Il ferma les yeux, et sa voix baissa encore, presque inaudible.


— J’ai vu mes mains bouger… mais elles n’étaient pas comme les miennes. Comme si elles appartenaient à quelqu’un d’autre, quelqu’un de… piégé… dans mon corps.


Le silence qui suivit était oppressant, alourdissant encore l’atmosphère. L’un des chercheurs osa poser une question :


— Et après ?


L’homme ouvrit les yeux, fixant un point invisible devant lui. Ses lèvres tremblèrent, mais aucun mot ne sortit. Puis il éclata d’un rire nerveux, grinçant, avant de se recroqueviller sur lui-même, murmurant encore et encore :


— Il n’y a pas d’après… il n’y a pas d’après…


Les chercheurs n’osaient plus s’aventurer seuls dans les chambres d'observation du niveau moins deux du centre. Kennywood, cependant, persistait, refusant de céder à ce qu’il qualifiait de «panique inutile ».


— La vérité est souvent cachée derrière la peur, déclara-t-il calmement, observant les sujets à travers la vitre. Si nous nous arrêtons maintenant, tout ce que nous avons construit s’écroulera.


Les protestations des chercheurs n’y firent rien. Les cris et murmures des sujets s’intensifièrent, tout comme les tensions au sein de l’équipe. Pour Kennywood, chaque nouveau cauchemar n’était qu’une promesse de découverte. Pour les autres, c’était un plongeon dans l’inconnu… et dans la folie.

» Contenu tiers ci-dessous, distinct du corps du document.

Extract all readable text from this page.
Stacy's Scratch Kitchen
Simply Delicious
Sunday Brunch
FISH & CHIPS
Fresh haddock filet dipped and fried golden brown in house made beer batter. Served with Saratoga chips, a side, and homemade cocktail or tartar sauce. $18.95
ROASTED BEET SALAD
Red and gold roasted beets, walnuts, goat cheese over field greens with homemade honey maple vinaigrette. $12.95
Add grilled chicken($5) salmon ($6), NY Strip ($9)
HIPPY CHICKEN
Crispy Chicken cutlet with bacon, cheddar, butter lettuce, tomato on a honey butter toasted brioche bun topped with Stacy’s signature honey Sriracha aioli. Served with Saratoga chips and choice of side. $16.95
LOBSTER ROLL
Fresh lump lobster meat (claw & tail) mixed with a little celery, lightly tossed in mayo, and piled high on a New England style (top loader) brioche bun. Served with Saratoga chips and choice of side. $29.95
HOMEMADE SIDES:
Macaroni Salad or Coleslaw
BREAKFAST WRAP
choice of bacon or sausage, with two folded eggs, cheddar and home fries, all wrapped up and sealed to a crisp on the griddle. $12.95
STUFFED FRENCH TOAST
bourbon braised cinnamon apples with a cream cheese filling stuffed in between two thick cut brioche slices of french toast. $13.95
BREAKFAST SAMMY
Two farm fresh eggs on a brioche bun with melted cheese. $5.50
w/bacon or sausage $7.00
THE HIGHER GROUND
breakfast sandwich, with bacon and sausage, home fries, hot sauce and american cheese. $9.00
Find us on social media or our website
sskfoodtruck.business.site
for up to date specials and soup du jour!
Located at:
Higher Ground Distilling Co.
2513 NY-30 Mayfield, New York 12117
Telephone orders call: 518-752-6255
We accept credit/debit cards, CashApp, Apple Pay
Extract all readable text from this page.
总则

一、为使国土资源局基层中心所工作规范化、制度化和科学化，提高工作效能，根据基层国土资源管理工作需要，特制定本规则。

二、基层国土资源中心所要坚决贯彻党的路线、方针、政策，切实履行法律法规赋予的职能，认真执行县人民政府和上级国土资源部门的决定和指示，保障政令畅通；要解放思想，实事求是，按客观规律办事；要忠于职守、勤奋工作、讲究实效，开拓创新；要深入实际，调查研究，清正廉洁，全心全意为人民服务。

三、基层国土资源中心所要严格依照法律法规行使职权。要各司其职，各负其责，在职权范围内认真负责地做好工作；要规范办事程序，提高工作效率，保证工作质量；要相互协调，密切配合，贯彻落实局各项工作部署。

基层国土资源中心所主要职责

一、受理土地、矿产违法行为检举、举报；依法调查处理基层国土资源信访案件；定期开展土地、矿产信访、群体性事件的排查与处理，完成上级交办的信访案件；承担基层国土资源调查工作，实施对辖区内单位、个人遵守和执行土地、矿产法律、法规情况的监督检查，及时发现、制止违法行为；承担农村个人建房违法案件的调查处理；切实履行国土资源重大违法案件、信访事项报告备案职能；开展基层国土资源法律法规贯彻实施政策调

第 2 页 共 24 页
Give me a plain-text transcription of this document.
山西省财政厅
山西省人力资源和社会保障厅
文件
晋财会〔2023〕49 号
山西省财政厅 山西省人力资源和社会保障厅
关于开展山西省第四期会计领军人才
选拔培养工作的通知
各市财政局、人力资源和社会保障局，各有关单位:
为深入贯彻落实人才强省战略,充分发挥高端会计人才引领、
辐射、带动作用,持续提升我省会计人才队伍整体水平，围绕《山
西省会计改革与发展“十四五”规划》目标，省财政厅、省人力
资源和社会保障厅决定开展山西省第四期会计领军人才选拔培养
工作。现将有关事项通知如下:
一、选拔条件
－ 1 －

— Ce ne sont que des ajustements, répéta-t-il avec une froide assurance.


— Nous sommes à l’aube d’une découverte qui changera à jamais notre compréhension du monde, poursuivit-il.


Malgré leurs craintes, l’équipe maintenait les expériences, partagée entre fascination et inquiétude.


— Vous avez vu ça ? murmura Selina Rochard, les yeux rivés sur l’écran où les cellules modifiées semblaient se multiplier à une vitesse improbable.


Jeff, habituellement stoïque, recula toutefois d’un pas.


— Ça dépasse tout ce que je connais, je n’ai jamais vu ça. On est vraiment sûrs de vouloir continuer ?


Le silence qui suivit n’était interrompu que par le bourdonnement des machines. Chacun d’eux savait qu’il était trop tard pour reculer, mais personne n’osait l’avouer.


— Ce n’est plus de la science, lâcha enfin un des chercheurs, presque en chuchotant. C’est… autre chose.


Selina esquissa un sourire nerveux et proposa :


— De la magie ?


Un rire bref et tendu s’échappa dans le laboratoire, mais il mourut rapidement dans l’atmosphère lourde du lieu. Ce qui avait commencé comme une exploration scientifique méthodique s’était transformé en une obsession partagée. Les découvertes s’enchaînaient, excitantes et dangereuses à parts égales, et chacun d’eux ressentait ce mélange d’euphorie et de terreur.


Les murs de la salle d’expérimentation de Kennywood semblaient s’épaissir, comme s’ils enfermaient non seulement les chercheurs, mais aussi les énergies incontrôlées libérées par leurs manipulations. Selina posa une main sur le mur, un geste instinctif.


— Parfois, j’ai l’impression qu’ils... qu’ils nous observent, murmura-t-elle.


Jeff Davis haussa les épaules avec raideur, mais ses yeux trahissaient son malaise.


— Ce n’est qu’un bâtiment, Selina. Rien de plus, dit-il sans vraiment être convaincu lui-même de ses propres paroles.


Mais personne n’y croyait.


Kennywood, désormais libéré de toute entrave morale, poursuivait sa quête insatiable. Pour lui, le voyage vers l’inconnu ne faisait que commencer, et il était prêt à tout sacrifier, y compris des vies humaines pour percer les mystères des manuscrits et prendre le contrôle des forces invisibles qui régissaient la réalité. Ce n'était plus une question de science, mais de pouvoir absolu.